Читаем Глядя вкось (ЛП) полностью

Крутые детективы, наоборот, обычно рассказываются от первого лица, сам сыщик является рассказчиком (важное исключение, которое требует пристального исследования — большинство романов Дэшиела Хэмметта). Это изменение позиции рассказчика, конечно, рождает далеко идущие последствия для диалектики истины и обмана. С самого начала решив заняться данным делом, крутой сыщик оказывается вовлечен в ход событий, управлять которыми он не может; внезапно становится ясно, что его «держат за простачка». То, что сначала казалось легкой работой, оборачивается запутанной перекрестной игрой, и все его усилия направлены на то, чтобы как-то очертить контуры ловушки, в которую он попал. «Истина», которой он пытается достичь — это не просто вызов его интеллекту: он находится в нравственном и нередко болезненном отношении к ней. Игра обмана, частью которой он стал, угрожает самой идентичности его как субъекта. Короче говоря, диалектика обмана в крутом детективе — это диалектика активного героя, вовлеченного в кошмарную игру, реальные ставки которой ему неизвестны. Его действия имеют непредвиденные последствия, он может нечаянно кому-то повредить — вина, которую он при этом приобретает, невольно заставляет его «выполнять свой долг». Значит, в этом случае сам сыщик — а не испуганные члены «группы подозреваемых» — испытывает некую «утрату реальности», оказывается в иллюзорном мире, где никогда не бывает до конца ясно, кто в какую игру играет.
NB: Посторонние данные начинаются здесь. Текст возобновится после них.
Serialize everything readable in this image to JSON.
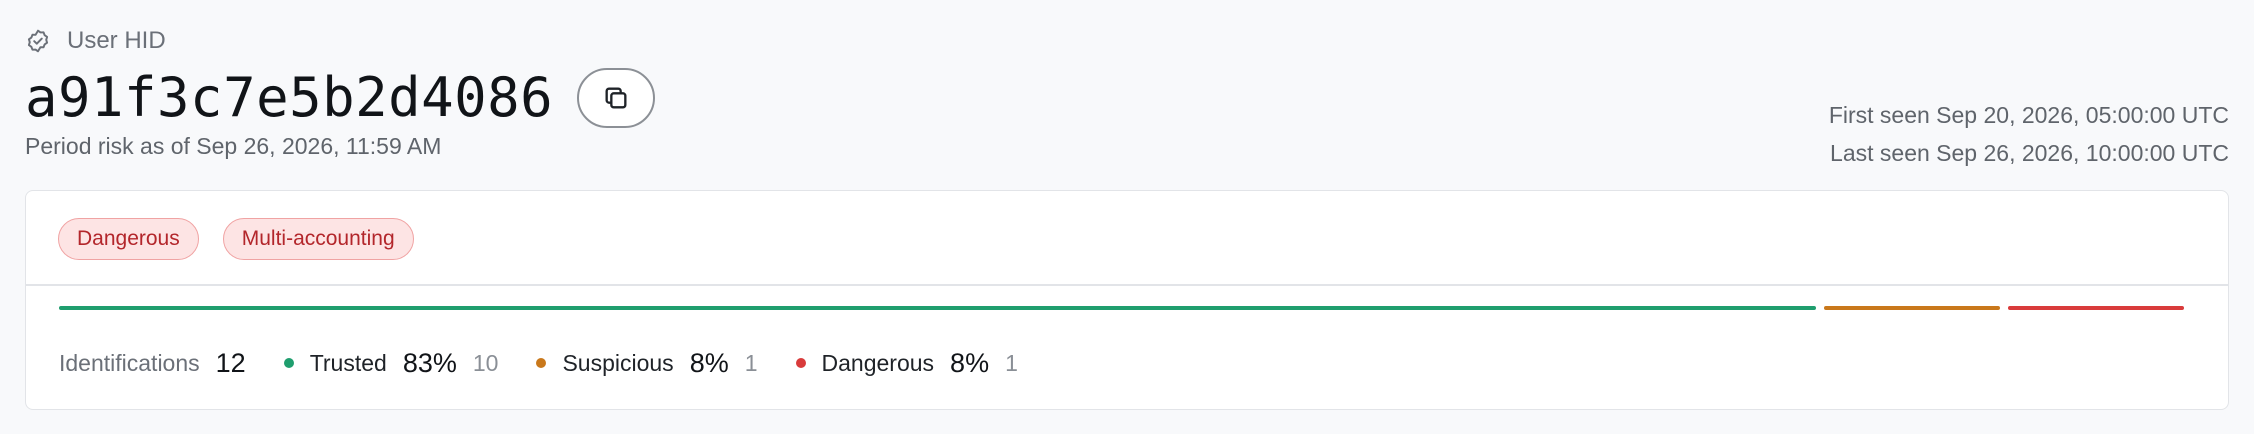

А человек, который воплощает этот обманный характер вселенной, ее фундаментальную коррумпированность, человек, который заманивает сыщика в ловушку и «держит его за простачка» — это, как правило, роковая женщина, и поэтому окончательная «плата по счетам» обычно заключается в конфронтации сыщика с ней. Конфронтация выражается в наборе реакций, от отчаянного неприятия или бегства у Хэмметта и кажется на первый взгляд, роковая женщина воплощает радикально этическое отношение, императив «не уступать своего желания», упорствовать в нем до самого конца, когда откроется его истинная природа — влечение к смерти. Это герой, отвергая роковую женщину, сходит со своей этической позиции.


Женщина, которая «не уступает своего желания»

Мы проясним то, что здесь имеется в виду под «этикой», при помощи знаменитой постановки Питера Брукса оперы Бизе «Кармен». Мы хотим сказать, что, внеся изменения в оригинальный сюжет, Брукс сделал Кармен не только трагической фигурой, но более того — этической фигурой уровня Антигоны. На первый взгляд кажется, что не может быть большего контраста, чем между благородным самопожертвованием Антигоны и тем дебоширством, что ведет Кармен к гибели. Но эти две героини связаны одним и тем же этическим отношением, которое (пользуясь лакановским прочтением «Антигоны») можно описать как безоглядное принятие влечения к смерти, как стремление к радикальному самоуничтожению, к тому, что Лакан называет «второй смертью», идущей дальше простого физического уничтожения, т. е. влекущей за собою стирание самой символической фактуры порождения и распада.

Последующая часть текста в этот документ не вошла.